During his work at Ohio State University as Residence Hall Director and Housing Coordinator, Eck was asked to join one of the university’s Black Student Unions as a faculty advisor. He discussed the importance of establishing rapport and trust and building relationships with the communities present within a university. As Associate Director of Residence Life at Lake Forest College in Lake Forest, Illinois, Eck was part of the team that developed and implemented that college’s first gender-neutral housing. Eck said this proposal was at first met with skepticism, but the team worked to educate and answer questions from the community that led to buy-in and implementation. The program was successful, and still exists at Lake Forest College. “If students are allowed to live in an environment that removes stress, barriers, stigmas- think about how much more focus and energy they can give to the other aspects of their academic career,” Eck said.
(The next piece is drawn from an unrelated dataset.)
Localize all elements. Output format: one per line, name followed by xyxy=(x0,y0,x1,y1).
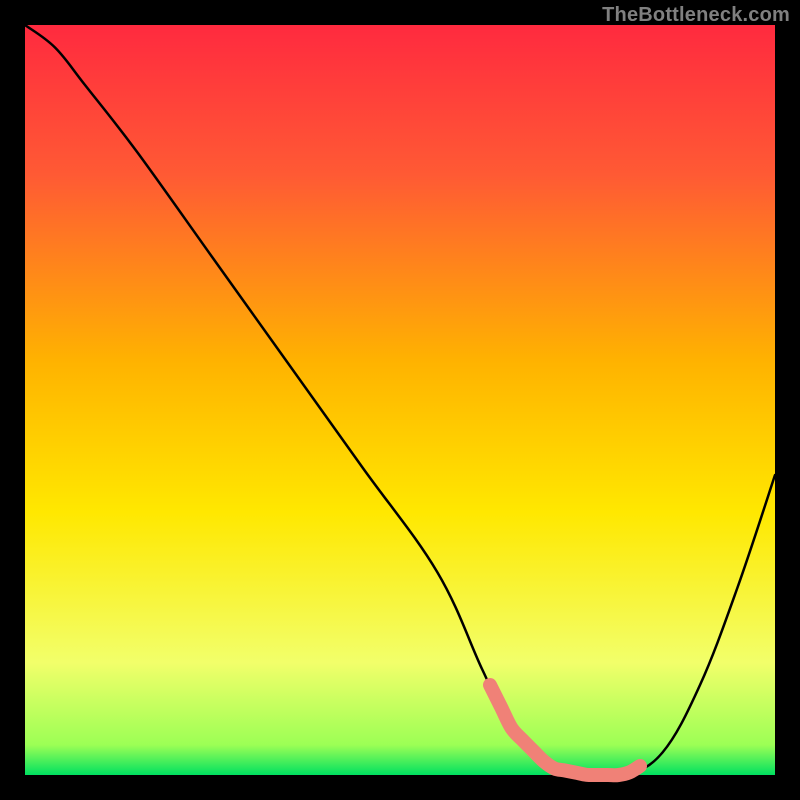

At UH, Eck facilitated a study of racial bias in the student conduct process that reflected the disproportionate disciplining of Black students compared to white students well-known to exist in K-12 education. Eck emphasised the importance of using data to facilitate strategic planning across the university, including “getting our police department on board,” to address that racial bias. Eck said his experience at UH has prepared him to coordinate Student Affairs across multiple schools and between physically distant campuses.


Emily Drew, associate professor of sociology and ethnic studies at Willamette, asked Eck how he would handle competing pressures from either side of the political spectrum, including recent activity from right-wing militias. Eck noted that although he feels safe walking around places like Salem because of various privileges that protect him, he said it was important for him to understand where and why students and community members feel unsafe. “If this is something actionable by Willamette, then that’s my responsibility. I need to be driving that conversation or policy change, or that education or training. If this is something that’s happening across the street, at the statehouse or downtown Salem, that’s where we need to start talking about partnerships with the local community,” said Eck. He noted the importance of being up-front and honest with students rather than trying to hide some of the negative aspects of the Willamette experience.


ASWU President Claire Mathews-Lingen asked Eck how he would support new and ongoing student efforts, both specifically in equity, diversity and inclusion and in other programs and on-campus activism. Eck said he feels it is a listening process for learning what students are passionate about in this new environment. “I want to be invited into those spaces. I don’t believe that I should be marching in and saying ‘tell me what’s going on,’” Eck said. He also emphasized the importance of learning the history of various student efforts to avoid mistakes of the past and provide appropriate challenges and support to create sustainable, successful, and inclusive student experiences.


Willamette students, faculty and staff can attend the next forum interviews at the dates and Zoom links given [here]. Lisa Landreman said in an email that Willamette hopes to make an offer by the end of March.